In 2010, Mayor Michael Bloomberg and his administration raised the fees for residents looking to use City-run recreational facilities, including ball fields and tennis courts, looking for a bump in revenue. According to an exhaustive report by the Independent Budget Office (IBO), the increased fees not only failed to increase revenue but drove down membership across the city.
The numbers laid out by the IBO starkly portray the failure of Bloomberg’s bet that increased membership fees would increase revenues. The City was projecting that increasing fees would lead to $6.3 million in extra revenue but in the end, they only ended up with $1.1 million in extra revenue and decreased athletic facility activity across the city. The IBO laid out the specifics:
• With considerably higher fees at the start of the 2011 tennis season, the number of adult seasonal tennis permits sold by the city fell from 12,774 in 2010 to 7,265 in 2012, a decline of 43 percent. Single-play permits fell 46 percent, from 23,512 to 12,755 over the same period.

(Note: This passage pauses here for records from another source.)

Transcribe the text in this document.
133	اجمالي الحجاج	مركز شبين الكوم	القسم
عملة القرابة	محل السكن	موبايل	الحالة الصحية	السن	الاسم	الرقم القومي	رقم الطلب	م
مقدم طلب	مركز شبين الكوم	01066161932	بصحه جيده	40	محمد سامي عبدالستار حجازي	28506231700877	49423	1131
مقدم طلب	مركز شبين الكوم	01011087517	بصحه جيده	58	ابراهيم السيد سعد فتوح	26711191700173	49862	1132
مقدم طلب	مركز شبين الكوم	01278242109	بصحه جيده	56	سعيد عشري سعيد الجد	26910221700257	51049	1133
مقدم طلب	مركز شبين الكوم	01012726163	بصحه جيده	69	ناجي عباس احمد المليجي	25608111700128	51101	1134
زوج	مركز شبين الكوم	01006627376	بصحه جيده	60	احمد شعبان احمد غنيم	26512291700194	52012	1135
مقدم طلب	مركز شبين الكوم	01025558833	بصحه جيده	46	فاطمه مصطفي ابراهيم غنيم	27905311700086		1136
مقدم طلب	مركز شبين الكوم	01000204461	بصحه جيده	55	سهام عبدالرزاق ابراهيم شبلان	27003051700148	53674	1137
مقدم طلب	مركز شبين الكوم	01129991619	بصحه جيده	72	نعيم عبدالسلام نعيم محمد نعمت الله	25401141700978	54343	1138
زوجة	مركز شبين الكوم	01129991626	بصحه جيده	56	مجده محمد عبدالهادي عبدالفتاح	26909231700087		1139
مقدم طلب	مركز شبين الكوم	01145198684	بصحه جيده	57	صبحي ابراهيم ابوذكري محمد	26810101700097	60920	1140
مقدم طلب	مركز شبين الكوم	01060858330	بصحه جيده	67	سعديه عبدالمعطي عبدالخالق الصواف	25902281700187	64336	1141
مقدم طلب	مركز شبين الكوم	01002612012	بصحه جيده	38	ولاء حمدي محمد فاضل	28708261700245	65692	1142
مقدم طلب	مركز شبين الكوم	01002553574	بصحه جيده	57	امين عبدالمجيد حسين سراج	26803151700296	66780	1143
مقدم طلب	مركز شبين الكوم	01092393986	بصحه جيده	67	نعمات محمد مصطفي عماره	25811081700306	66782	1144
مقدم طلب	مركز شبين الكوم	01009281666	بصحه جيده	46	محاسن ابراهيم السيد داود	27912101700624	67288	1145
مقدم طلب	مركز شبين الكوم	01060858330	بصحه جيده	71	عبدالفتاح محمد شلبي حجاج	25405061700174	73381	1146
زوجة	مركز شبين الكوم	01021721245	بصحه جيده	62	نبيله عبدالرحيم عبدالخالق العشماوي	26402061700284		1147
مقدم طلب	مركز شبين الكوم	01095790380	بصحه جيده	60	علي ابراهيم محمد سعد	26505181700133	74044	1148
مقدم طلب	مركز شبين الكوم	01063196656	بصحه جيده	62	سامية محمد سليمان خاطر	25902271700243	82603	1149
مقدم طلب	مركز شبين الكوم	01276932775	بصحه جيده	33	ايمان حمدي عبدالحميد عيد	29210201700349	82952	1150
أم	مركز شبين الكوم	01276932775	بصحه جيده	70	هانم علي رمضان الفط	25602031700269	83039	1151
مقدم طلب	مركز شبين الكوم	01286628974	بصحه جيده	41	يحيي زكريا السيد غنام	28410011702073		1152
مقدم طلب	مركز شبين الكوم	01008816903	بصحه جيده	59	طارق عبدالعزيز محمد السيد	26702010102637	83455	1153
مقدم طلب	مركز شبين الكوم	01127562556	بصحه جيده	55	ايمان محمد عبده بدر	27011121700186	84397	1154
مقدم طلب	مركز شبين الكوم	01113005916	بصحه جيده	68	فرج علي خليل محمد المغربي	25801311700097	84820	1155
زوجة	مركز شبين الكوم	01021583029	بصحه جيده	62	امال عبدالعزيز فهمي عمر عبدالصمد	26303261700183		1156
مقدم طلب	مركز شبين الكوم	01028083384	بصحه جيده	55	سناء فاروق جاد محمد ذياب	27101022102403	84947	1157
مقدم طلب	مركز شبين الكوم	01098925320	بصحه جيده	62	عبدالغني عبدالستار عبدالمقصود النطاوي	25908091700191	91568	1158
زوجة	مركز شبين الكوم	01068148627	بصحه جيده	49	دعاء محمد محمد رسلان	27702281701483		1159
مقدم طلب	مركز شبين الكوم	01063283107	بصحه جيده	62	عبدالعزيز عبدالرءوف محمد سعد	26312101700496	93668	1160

• Despite the decline in the number of adult permits sold, there was an increase in revenue because fees doubled for these permits. The city collected a total of $2.1 million from the sale of adult, junior, and senior tennis permits in 2012, but the revenue fell $1.3 million short of the projected increase.
• The number of recreation center memberships sold in 2012 declined by 52 percent to 46,047 with the doubling of membership fees for adults and seniors at the start of the fiscal year.
• With the decline in memberships, recreation center revenue remained flat in 2012 at $4.8 million, about $4.0 million below the Bloomberg Administration’s expectations.
• Although the number of permits sold for ballfields also fell in 2012 in response to the rise in fees, the resulting increase in revenue exceeded expectations by nearly 5 percent.
The full IBO report, which you can read in detail by clicking here, presents the fascinating insight into how the fee increase, in their opinion, ultimately ran counter to Bloomberg’s much publicized health initiatives:
The parks department raised its fees for tennis permits, recreation center memberships, and the use of ballfields as part of a citywide effort to close projected budget shortfalls. While anticipating some fall-off in usage, the city still projected that the new fee schedules would raise $6.3 million in additional revenue in 2012. The decline in sales of tennis permits and recreation center memberships was far steeper than expected, however, and the gain in revenue totaled roughly $1.1 million—a fraction of what had been expected.
Perhaps equally troubling, the sharp drop-off in parks usage runs counter to the Bloomberg Administration’s anti-obesity and other health policy initiatives.